Halloween is upon us. If you have ever wondered about where the word Halloween comes from, here is a brief origin story. In short, it comes from the archaic English word for ‘sacred’ or ‘saint’; hallow, and the word for ‘the day before’; eve (as in Christmas Eve and New Year’s Eve). The day it precedes is a Christian holy day called All Saint’s Day, or All Hallow’s Day, a day where the dead, including Christian saints, are remembered .
This religious dwelling on the souls of the dead is where Halloween’s celebration of all things dark and scary begins. It really got going in the late 18th century in the USA with the arrival of thousands of Irish immigrants, whose customs and traditions many modern Halloween practices are based on (a quick Google search will find you a detailed history).

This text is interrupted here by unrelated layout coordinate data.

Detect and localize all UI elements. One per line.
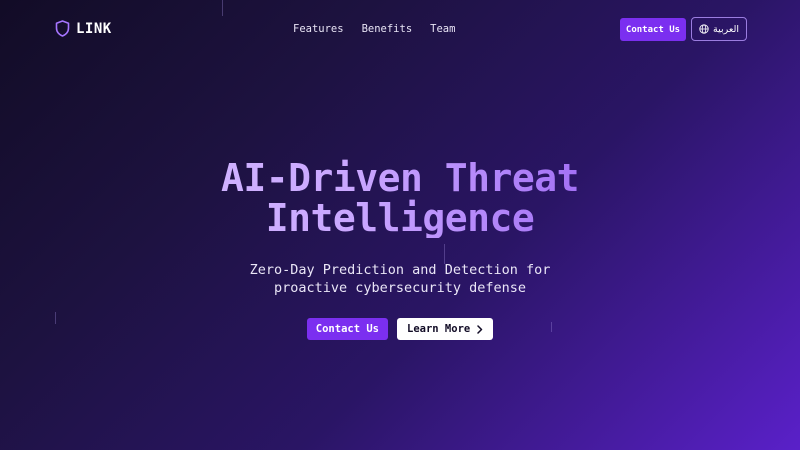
learn-more-label: Learn More bbox=[407, 323, 471, 335]
hero-contact-button[interactable]: Contact Us bbox=[306, 318, 388, 340]
navbar: LINK Features Benefits Team Contact Us ا… bbox=[0, 0, 800, 58]
nav-link-features[interactable]: Features bbox=[293, 23, 344, 35]
shield-icon bbox=[55, 20, 70, 37]
hero-subtitle-line2: proactive cybersecurity defense bbox=[274, 280, 526, 296]
chevron-right-icon bbox=[477, 324, 483, 334]
nav-link-team[interactable]: Team bbox=[430, 23, 455, 35]
language-label: العربية bbox=[713, 23, 739, 35]
nav-links: Features Benefits Team bbox=[293, 23, 455, 35]
brand-logo[interactable]: LINK bbox=[55, 20, 112, 37]
nav-contact-button[interactable]: Contact Us bbox=[620, 18, 686, 41]
hero-buttons: Contact Us Learn More bbox=[0, 318, 800, 340]
hero-title-line1: AI-Driven Threat bbox=[220, 156, 580, 200]
brand-name: LINK bbox=[76, 20, 112, 37]
learn-more-button[interactable]: Learn More bbox=[397, 318, 494, 340]
language-switch-button[interactable]: العربية bbox=[691, 17, 747, 41]
hero-subtitle-line1: Zero-Day Prediction and Detection for bbox=[249, 262, 551, 278]
globe-icon bbox=[699, 24, 709, 34]
nav-link-benefits[interactable]: Benefits bbox=[362, 23, 413, 35]
hero-subtitle: Zero-Day Prediction and Detection for pr… bbox=[200, 261, 600, 297]
hero-title: AI-Driven Threat Intelligence bbox=[0, 158, 800, 238]
hero-title-line2: Intelligence bbox=[265, 196, 535, 240]
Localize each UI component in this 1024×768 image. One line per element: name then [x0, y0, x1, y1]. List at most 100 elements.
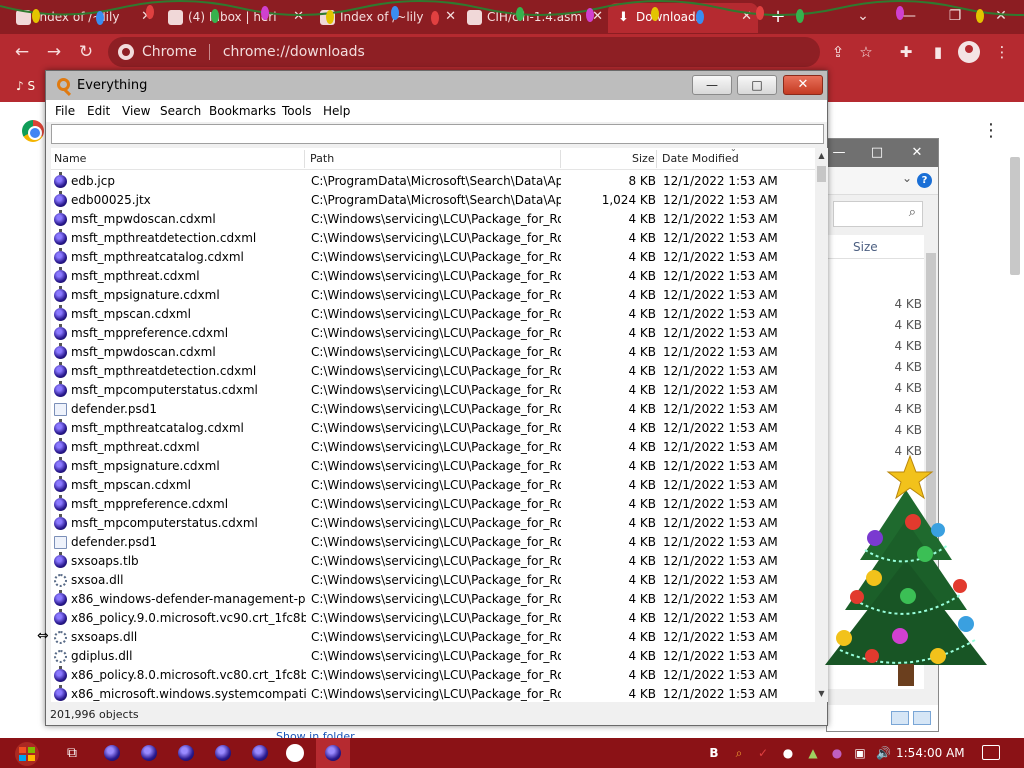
maximize-button[interactable]: □: [737, 75, 777, 95]
tab-index-of-lily-2[interactable]: Index of /~lily ✕: [312, 3, 462, 33]
everything-titlebar[interactable]: Everything — □ ✕: [46, 71, 827, 100]
table-row[interactable]: msft_mpthreatdetection.cdxml C:\Windows\s…: [51, 229, 815, 248]
table-row[interactable]: x86_microsoft.windows.systemcompatibl...…: [51, 685, 815, 702]
column-divider[interactable]: [656, 150, 657, 168]
menu-search[interactable]: Search: [160, 100, 201, 122]
close-icon[interactable]: ✕: [592, 3, 603, 31]
menu-edit[interactable]: Edit: [87, 100, 110, 122]
large-icons-view-icon[interactable]: [913, 711, 931, 725]
table-row[interactable]: msft_mpsignature.cdxml C:\Windows\servici…: [51, 457, 815, 476]
scroll-thumb[interactable]: [817, 166, 826, 182]
table-row[interactable]: msft_mpthreat.cdxml C:\Windows\servicing\…: [51, 438, 815, 457]
restore-button[interactable]: ❐: [932, 0, 978, 32]
close-button[interactable]: ✕: [783, 75, 823, 95]
table-row[interactable]: gdiplus.dll C:\Windows\servicing\LCU\Pack…: [51, 647, 815, 666]
address-bar[interactable]: Chrome chrome://downloads: [108, 37, 820, 67]
taskbar-app-icon[interactable]: [104, 745, 120, 761]
table-row[interactable]: x86_policy.8.0.microsoft.vc80.crt_1fc8b3…: [51, 666, 815, 685]
table-row[interactable]: defender.psd1 C:\Windows\servicing\LCU\Pa…: [51, 533, 815, 552]
bookmark-star-icon[interactable]: ☆: [852, 38, 880, 66]
tab-cih-asm[interactable]: CIH/cih-1.4.asm ✕: [459, 3, 609, 33]
new-tab-button[interactable]: +: [766, 4, 790, 30]
start-button-windows-icon[interactable]: [10, 741, 44, 767]
table-row[interactable]: msft_mpscan.cdxml C:\Windows\servicing\LC…: [51, 305, 815, 324]
help-icon[interactable]: ?: [917, 173, 932, 188]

The Old English root of ‘hallow’ is halig from which we also get its modern form - holy . You might be surprised to learn that holy is used to express surprise in sayings such as holy moly! , holy cow! , and holy mackerel! . These expressions are a kind of euphemism known as minced oaths . Minced oaths were used by people who wanted say profane or blasphemous things without getting into trouble. Other minced oaths include “for crying out loud!” and, the still frequently heard, “jeez”.
There are many other interesting etymological connections to Halloween (‘trick or treat’, for example) and to hallow (the word ‘health’ is another relative). What interesting words have caught your ear this Halloween season?